5. Convergence Theory and Discretization Error

Comprehensive convergence analyses establish that finite-dimensional discretizations of Kantorovich problems on compact metric spaces provide sharp error bounds $|I[\pi_h]-I^*|\leq \omega_c(h)+\varepsilon$ for modulus-of-continuity $\omega_c$ (Frungillo, 2024). Barycentric and geometric-median projections allow convergence of discrete approximants to Monge maps under uniqueness and regularity hypotheses.

Homogenization on periodic 1D meshes reveals that discrete Benamou–Brenier-type metrics may converge not to $W_2$ but to a rescaled ( $\sqrt{c^*}$ ) Wasserstein metric, with the limiting mobility controlled by mesh microstructure and isotropy conditions (Gladbach et al., 2019).

6. Applications, Numerical Examples, and Benchmarking

Benchmark Comparisons

The DOTmark collection provides systematic benchmarks for discrete OT solvers, facilitating objective comparison of classical simplex, network simplex, Sinkhorn, shielding/geometry-aware methods, and semidiscrete convex optimization.
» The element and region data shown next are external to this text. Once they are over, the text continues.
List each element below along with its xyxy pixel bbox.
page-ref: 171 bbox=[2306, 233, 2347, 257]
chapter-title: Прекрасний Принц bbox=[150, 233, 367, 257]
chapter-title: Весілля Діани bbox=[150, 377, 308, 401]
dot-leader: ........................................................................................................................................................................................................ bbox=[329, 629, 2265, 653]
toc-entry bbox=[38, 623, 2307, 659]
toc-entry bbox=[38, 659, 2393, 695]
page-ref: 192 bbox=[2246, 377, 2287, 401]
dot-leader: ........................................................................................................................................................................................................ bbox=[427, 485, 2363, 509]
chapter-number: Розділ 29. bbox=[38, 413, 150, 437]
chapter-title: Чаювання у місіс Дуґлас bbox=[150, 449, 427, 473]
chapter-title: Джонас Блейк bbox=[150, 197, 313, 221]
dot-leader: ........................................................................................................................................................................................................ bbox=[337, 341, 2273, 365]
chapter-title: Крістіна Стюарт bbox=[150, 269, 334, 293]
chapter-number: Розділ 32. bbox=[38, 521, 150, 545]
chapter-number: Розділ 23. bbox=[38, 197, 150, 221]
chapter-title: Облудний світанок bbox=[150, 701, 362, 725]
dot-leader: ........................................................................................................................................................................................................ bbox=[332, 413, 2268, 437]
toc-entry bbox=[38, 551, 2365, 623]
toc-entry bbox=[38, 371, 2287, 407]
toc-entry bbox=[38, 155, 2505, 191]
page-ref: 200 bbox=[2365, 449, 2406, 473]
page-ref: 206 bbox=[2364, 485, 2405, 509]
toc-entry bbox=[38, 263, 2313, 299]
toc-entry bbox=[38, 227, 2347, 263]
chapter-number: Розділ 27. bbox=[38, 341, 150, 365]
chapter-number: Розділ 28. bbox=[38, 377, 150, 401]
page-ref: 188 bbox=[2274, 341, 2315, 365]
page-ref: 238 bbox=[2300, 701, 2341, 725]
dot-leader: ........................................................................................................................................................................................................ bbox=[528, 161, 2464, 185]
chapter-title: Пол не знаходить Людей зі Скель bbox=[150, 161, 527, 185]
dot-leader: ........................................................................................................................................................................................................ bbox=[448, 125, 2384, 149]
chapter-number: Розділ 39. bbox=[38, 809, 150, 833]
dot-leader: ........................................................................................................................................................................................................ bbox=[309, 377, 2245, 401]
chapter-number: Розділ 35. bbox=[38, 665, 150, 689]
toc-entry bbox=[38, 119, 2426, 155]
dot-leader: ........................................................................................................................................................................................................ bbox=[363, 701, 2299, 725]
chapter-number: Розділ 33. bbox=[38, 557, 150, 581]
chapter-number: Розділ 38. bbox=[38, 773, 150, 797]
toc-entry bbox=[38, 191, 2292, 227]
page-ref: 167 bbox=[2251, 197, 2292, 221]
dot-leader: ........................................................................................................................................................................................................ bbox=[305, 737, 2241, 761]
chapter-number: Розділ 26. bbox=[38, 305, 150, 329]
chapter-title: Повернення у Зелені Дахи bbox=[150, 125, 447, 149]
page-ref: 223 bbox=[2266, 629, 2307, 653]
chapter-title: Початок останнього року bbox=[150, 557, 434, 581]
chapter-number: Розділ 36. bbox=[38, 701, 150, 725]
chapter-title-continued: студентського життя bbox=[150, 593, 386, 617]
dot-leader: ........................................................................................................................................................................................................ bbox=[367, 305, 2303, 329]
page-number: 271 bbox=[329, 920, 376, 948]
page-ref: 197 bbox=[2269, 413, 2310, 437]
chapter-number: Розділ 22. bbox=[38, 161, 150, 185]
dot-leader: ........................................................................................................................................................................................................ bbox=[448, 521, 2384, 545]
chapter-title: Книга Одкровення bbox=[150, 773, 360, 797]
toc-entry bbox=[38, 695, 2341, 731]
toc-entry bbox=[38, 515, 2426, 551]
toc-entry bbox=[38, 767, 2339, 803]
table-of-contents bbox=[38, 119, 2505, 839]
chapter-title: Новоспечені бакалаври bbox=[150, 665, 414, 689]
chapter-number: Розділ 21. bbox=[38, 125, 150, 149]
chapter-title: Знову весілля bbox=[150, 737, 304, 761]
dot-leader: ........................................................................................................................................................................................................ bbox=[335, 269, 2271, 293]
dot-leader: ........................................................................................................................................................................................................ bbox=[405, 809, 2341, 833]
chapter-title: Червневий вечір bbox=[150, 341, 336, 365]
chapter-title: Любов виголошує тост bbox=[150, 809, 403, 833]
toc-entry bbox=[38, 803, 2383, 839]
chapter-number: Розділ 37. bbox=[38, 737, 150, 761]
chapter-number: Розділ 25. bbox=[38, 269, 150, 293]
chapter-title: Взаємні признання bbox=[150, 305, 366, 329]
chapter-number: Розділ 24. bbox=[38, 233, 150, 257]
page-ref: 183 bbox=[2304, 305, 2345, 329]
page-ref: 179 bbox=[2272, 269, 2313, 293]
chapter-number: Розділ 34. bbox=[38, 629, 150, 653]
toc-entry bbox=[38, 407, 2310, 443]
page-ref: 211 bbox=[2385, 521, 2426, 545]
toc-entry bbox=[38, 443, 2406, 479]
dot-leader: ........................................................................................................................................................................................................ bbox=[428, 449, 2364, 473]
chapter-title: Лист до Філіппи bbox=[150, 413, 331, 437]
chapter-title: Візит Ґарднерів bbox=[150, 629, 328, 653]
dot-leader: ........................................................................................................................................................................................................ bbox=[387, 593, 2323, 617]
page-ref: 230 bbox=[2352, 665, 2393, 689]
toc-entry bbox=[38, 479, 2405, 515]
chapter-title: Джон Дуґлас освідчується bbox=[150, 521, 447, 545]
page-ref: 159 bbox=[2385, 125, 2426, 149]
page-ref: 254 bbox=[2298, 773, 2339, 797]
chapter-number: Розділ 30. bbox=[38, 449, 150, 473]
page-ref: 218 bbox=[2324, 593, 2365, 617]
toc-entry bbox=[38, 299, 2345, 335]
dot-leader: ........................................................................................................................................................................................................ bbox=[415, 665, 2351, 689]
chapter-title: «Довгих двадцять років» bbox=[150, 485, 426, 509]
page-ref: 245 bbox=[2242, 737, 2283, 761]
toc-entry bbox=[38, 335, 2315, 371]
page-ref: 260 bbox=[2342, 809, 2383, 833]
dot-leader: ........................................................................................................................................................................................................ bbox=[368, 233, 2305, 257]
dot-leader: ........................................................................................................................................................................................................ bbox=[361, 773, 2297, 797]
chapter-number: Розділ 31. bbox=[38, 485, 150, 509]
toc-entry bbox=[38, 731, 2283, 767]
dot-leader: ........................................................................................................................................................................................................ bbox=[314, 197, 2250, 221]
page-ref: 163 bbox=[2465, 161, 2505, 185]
Geometry-aware and semidiscrete methods (e.g., AHA) offer substantial speedups and precision improvements in high-resolution settings (Schrieber et al., 2016).

Barycenters, Color Transfer, and Normalization

Discrete Wasserstein barycenters with sparse support enable optimal blending or interpolation among multiple input measures, with provable non-mass-splitting transport structure (Anderes et al., 2015, Ferradans et al., 2013).

Graph-regularized and relaxed discrete OT provides a practical basis for robust color normalization and palette transfer across multi-modal distributions in image processing (Ferradans et al., 2013).

Fitting Curves, Shape Analysis, and Probability Flow

Semi-discrete and 3/4-discrete OT methods enable extraction of polyline and filamentary structures (e.g., galaxy filament tracing) and physically consistent curve approximation for large-scale point clouds (Gournay et al., 2018).

Recent work connects discrete OT to deterministic probability flow in diffusion models, defining optimal discrete flows via Kantorovich plans and providing sampling algorithms with lower variance and increased certainty in generative settings (Zhang et al., 2023).

7. Open Problems and Research Directions

Ongoing challenges include:

Discretization of dynamic OT on graphs that preserves displacement geodesics and convergence to continuum limits.
Accelerated scalable solvers for fully discrete or multi-marginal OT in high dimensions.
Unbalanced OT for mass-varying scenarios and efficient approximation of Gromov–Wasserstein or tensor-valued measures.
Quantitative analysis of discretization errors, particularly as $n \to \infty$ on manifolds or random graphs.
Adaptations of discrete PDE-based methods with guarantees of mass preservation, contraction, Ricci curvature, and compatibility with gradient flows (Solomon, 2018, Lavenant et al., 2018, Erbar et al., 2017).

Current developments continue to advance both the mathematical foundations and computational tractability of discrete optimal transport, broadening its impact and enabling novel applications across scientific disciplines.